The site proposes that as a protest people wear a mask featuring a blond-haired white person’s face (image right). According to the website:
The objective of this action is to dignify and support the Hispanic community, with the firm intention of taking it to the streets and confronting Arizona’s statute SB 1070. Proud of where we come from, and what we do and are for this country.
These people need lawyers, not masks.
Because wearing a mask in public is illegal in many states, so the wearing of the Gringo Mask in and of itself would be grounds to be stopped by the police (and a resulting identity check?).
In many states, these laws grew out of the desire to have a legal basis to prohibit the wearing of hoods at Ku Klux Klan rallies. In New York, interestingly, the law “can be traced back in substance to legislation enacted in 1845 to thwart armed insurrections by Hudson Valley tenant farmers who used disguises to attack law enforcement officers.” (Citation, at 10)

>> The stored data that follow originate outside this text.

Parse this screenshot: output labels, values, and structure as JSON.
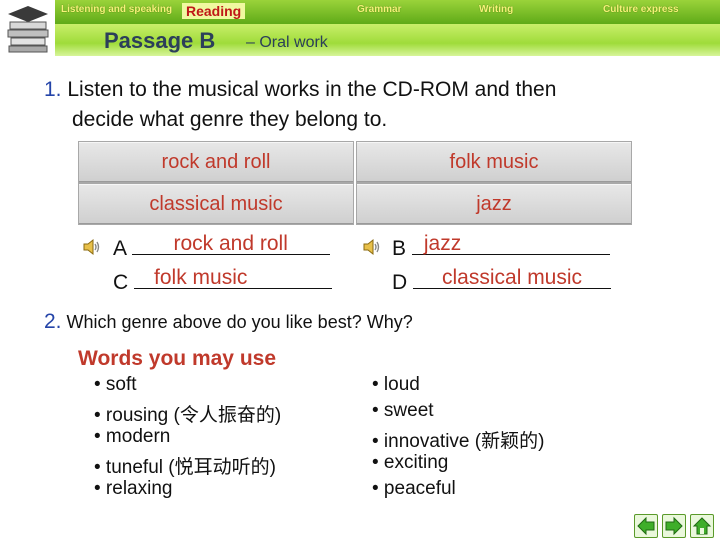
{
  "header": {
    "tabs": [
      {
        "label": "Listening and speaking"
      },
      {
        "label": "Reading"
      },
      {
        "label": "Grammar"
      },
      {
        "label": "Writing"
      },
      {
        "label": "Culture express"
      }
    ],
    "passage_title": "Passage B",
    "passage_subtitle": "– Oral work",
    "active_tab_color": "#c01818",
    "bar_color": "#7cc12a"
  },
  "question1": {
    "number": "1.",
    "line1": "Listen to the musical works in the CD-ROM and then",
    "line2": "decide what genre they belong to."
  },
  "genres": [
    "rock and roll",
    "folk music",
    "classical music",
    "jazz"
  ],
  "answers": [
    {
      "letter": "A",
      "value": "rock and roll"
    },
    {
      "letter": "B",
      "value": "jazz"
    },
    {
      "letter": "C",
      "value": "folk music"
    },
    {
      "letter": "D",
      "value": "classical music"
    }
  ],
  "question2": {
    "number": "2.",
    "text": "Which genre above do you like best? Why?"
  },
  "words": {
    "title": "Words you may use",
    "left": [
      "• soft",
      "• rousing (令人振奋的)",
      "• modern",
      "• tuneful (悦耳动听的)",
      "• relaxing"
    ],
    "right": [
      "• loud",
      "• sweet",
      "• innovative (新颖的)",
      "• exciting",
      "• peaceful"
    ]
  },
  "accent_color": "#c0392b",
  "icons": [
    "books-logo-icon",
    "speaker-icon",
    "back-arrow-icon",
    "forward-arrow-icon",
    "home-icon"
  ]
}
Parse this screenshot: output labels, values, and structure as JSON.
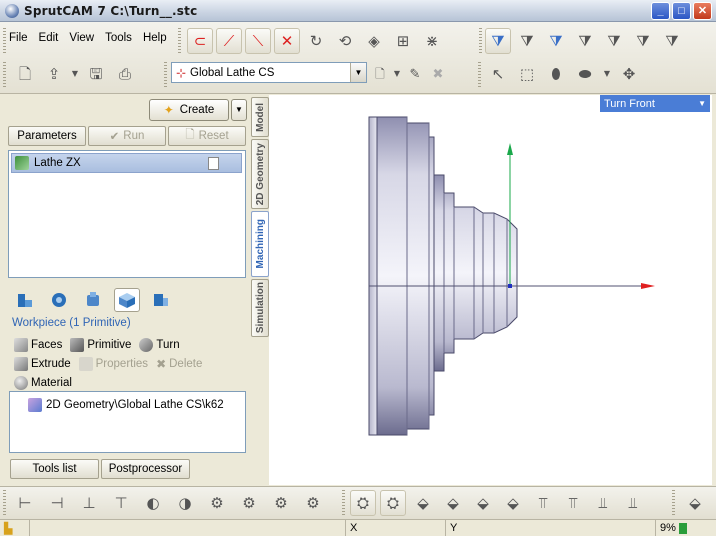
{
  "window": {
    "title": "SprutCAM 7   C:\\Turn__.stc",
    "minimize": "_",
    "maximize": "□",
    "close": "✕"
  },
  "menu": [
    "File",
    "Edit",
    "View",
    "Tools",
    "Help"
  ],
  "toolbar": {
    "coordinate_system": "Global Lathe CS"
  },
  "left_panel": {
    "create_label": "Create",
    "tabs": {
      "parameters": "Parameters",
      "run": "Run",
      "reset": "Reset"
    },
    "operations": [
      {
        "label": "Lathe ZX",
        "selected": true
      }
    ],
    "workpiece_header": "Workpiece  (1 Primitive)",
    "workpiece_actions": {
      "faces": "Faces",
      "primitive": "Primitive",
      "turn": "Turn",
      "extrude": "Extrude",
      "properties": "Properties",
      "delete": "Delete",
      "material": "Material"
    },
    "geometry_items": [
      "2D Geometry\\Global Lathe CS\\k62"
    ],
    "bottom_tabs": {
      "tools_list": "Tools list",
      "postprocessor": "Postprocessor"
    }
  },
  "vertical_tabs": [
    "Model",
    "2D Geometry",
    "Machining",
    "Simulation"
  ],
  "active_vertical_tab": "Machining",
  "viewport": {
    "view_name": "Turn Front"
  },
  "status_bar": {
    "x_label": "X",
    "y_label": "Y",
    "percent": "9%"
  },
  "colors": {
    "accent": "#4a7dd6",
    "selection": "#a9bedf",
    "axis_x": "#e02020",
    "axis_z": "#1aa84a"
  }
}
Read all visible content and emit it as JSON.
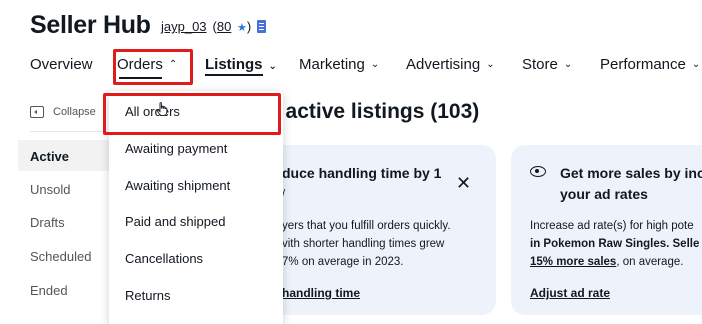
{
  "header": {
    "title": "Seller Hub",
    "username": "jayp_03",
    "feedback_open": "(",
    "feedback_score": "80",
    "feedback_close": ")",
    "star": "★"
  },
  "nav": {
    "items": [
      {
        "label": "Overview",
        "chevron": ""
      },
      {
        "label": "Orders",
        "chevron": "⌃"
      },
      {
        "label": "Listings",
        "chevron": "⌄"
      },
      {
        "label": "Marketing",
        "chevron": "⌄"
      },
      {
        "label": "Advertising",
        "chevron": "⌄"
      },
      {
        "label": "Store",
        "chevron": "⌄"
      },
      {
        "label": "Performance",
        "chevron": "⌄"
      }
    ]
  },
  "orders_menu": {
    "items": [
      "All orders",
      "Awaiting payment",
      "Awaiting shipment",
      "Paid and shipped",
      "Cancellations",
      "Returns"
    ]
  },
  "sidebar": {
    "collapse_label": "Collapse",
    "items": [
      "Active",
      "Unsold",
      "Drafts",
      "Scheduled",
      "Ended"
    ]
  },
  "main": {
    "heading": "e active listings (103)"
  },
  "cards": [
    {
      "title_lines": [
        "duce handling time by 1",
        "/"
      ],
      "body_lines": [
        "yers that you fulfill orders quickly.",
        "vith shorter handling times grew",
        "7% on average in 2023."
      ],
      "link": "handling time",
      "close": "✕"
    },
    {
      "title_lines": [
        "Get more sales by inc",
        "your ad rates"
      ],
      "body_lines": [
        "Increase ad rate(s) for high pote",
        "in Pokemon Raw Singles. Selle",
        "15% more sales",
        ", on average."
      ],
      "link": "Adjust ad rate"
    }
  ],
  "colors": {
    "highlight": "#e11a1a",
    "card_bg": "#eef3fb",
    "star": "#2a7bd3"
  }
}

New York Penal Law § 240.35(4), which has been upheld by the federal Court of Appeals (in a decision in which now Justice Sotomayor participated) makes it an offense of “loitering” for a person to be masked in public:
Being masked or in any manner disguised by unusual or unnatural attire or facial alteration, loiters, remains or congregates in a public place with other persons so masked or disguised, or knowingly permits or aids persons so masked or disguised to congregate in a public place; except that such conduct is not unlawful when it occurs in connection with a masquerade party or like entertainment if, when such entertainment is held in a city which has promulgated regulations in connection with such affairs, permission is first obtained from the police or other appropriate authorities.
Here is a list (a/o 2005) of states which criminalize the wearing of masks (Arizona is not on the list, having repealed its anti-mask law in 1978).
I wonder, though, whether in states like Arizona where it is not illegal to wear a mask, the wearing of a mask combined with other factors, e.g. walking into a bank, could provide grounds at least to question someone.